Compared with simple choice Work Products, explanations are particularly useful in determining if a student understands the situations and models well enough to evaluate them critically. The formality of an assessment may dictate the format required as well as the depth expected. Solution traces can take various forms, such as computer logs of actions students take through a computer interface in a simulation investigation, a video recording of actual performance, or a written trace by the student of the steps in their evaluation. All of these examples provide more evidence about the efficiency of the student’s model evaluation procedures than a final solution. Baxter et al. (1996) found the last of these particularly useful for evaluating the rationale behind students’ decisions.

Potential Observations in model evaluation tasks can thus address the comprehensiveness and the appropriateness of the hypothesis generated through the model for evaluation, the appropriateness of the evaluation method(s) used to assess model fit, the efficiency and the adequacy of procedures the student selects, and the correctness and thoroughness of the evaluation. This can include whether students identify cues of model misfit; whether they identify particular areas, patterns, or unaccounted-for features of the modeled situation; and whether they propose hypotheses for model-situation discrepancies. All these Potential Observations provide evidence about model evaluation in context, but all also require some degree of understanding of the substance of the situation, as Additional KSAs.

More complex Work Products provide the opportunity to explore these qualities more deeply . Simpler Work Products—such as selection of a best-fitting model—provide less information but, on the other hand, allow the aspect of proficiency to be targeted more precisely. The quality of the explanations given, as well at the quality of the determination of how an ill-fitting model might affect inferences resulting from that model, also can be examined. How well a student integrates results from multiple methods of testing can be observed, along with how well a student is able to indicate which aspects of the model and data do not fit.

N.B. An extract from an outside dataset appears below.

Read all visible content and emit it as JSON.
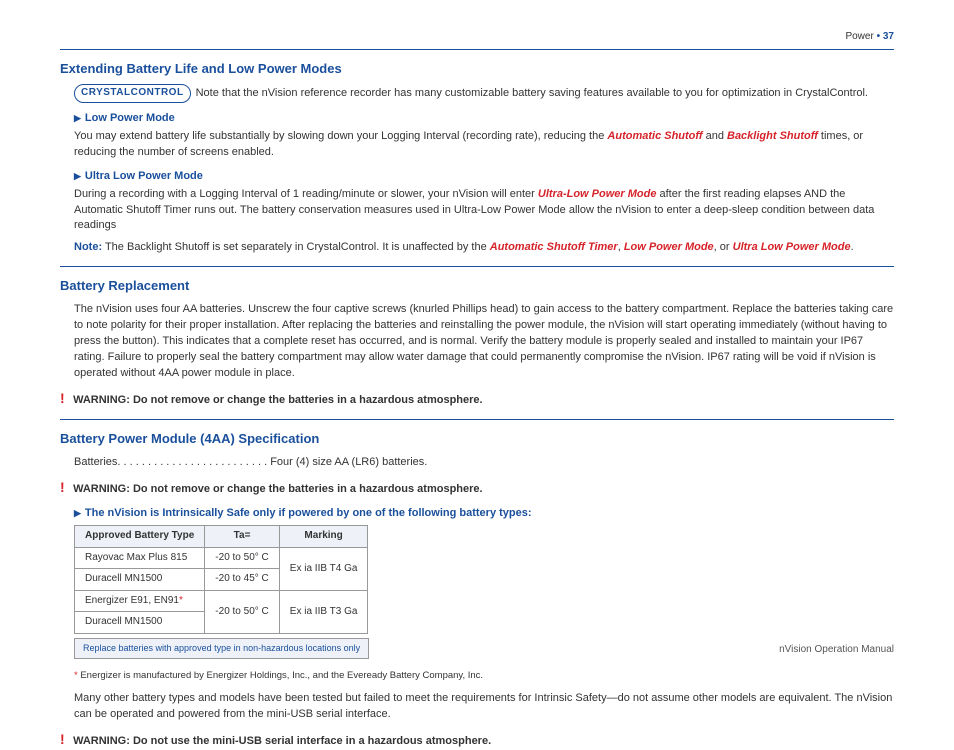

In the regression example, the Work Products can include the output from a formal model fitting tool and an explanation of the conclusions drawn from observing this output. From the output of graphical and statistical model-fitting tools, an assessor can evaluate the quality of the explanation and the appropriateness of the tools used and how they were applied.

In Mystery Boxes , Baxter et al. gathered as Work Products the students’ initial plans, their strategies, and explanations of their solutions , and traces of their activities in the form of written logs and think-aloud protocols. The researchers evaluated the “explanation” Work Products for what students expected if a certain combination of components was inside the box—the aspect of model use that is integral to evaluating a proposed model. From the trace of students’ activities, the investigators observed and evaluated how flexible the students were as they monitored their results. The Work Products made it possible to create observations that addressed not only the end results (the students belief about the contents of each box) but also how well the students were able to interpret the results of each of the tests to determine which further tests, if any, were needed.

9.5 Some Connections with Other Design Patterns

The Model Evaluation design pattern links closely with model use . It can even be difficult to develop tasks that assess only model evaluation. However, tasks can be designed to emphasize either model use, model evaluation, or both. This may be accomplished by scaffolding whichever aspects of reasoning (if any) are not the intended focus of the task (e.g., providing a table of test results in the Mystery Box tasks).

The Model Evaluation design pattern also is associated with model revision and model elaboration because in order to determine if a model needs to be revised or elaborated, some model evaluation usually needs to have been performed. Model revision tasks can be designed to minimize model evaluation by presenting the students with a situation and a model they are told is inadequate in a given way, which they need to revise or elaborate.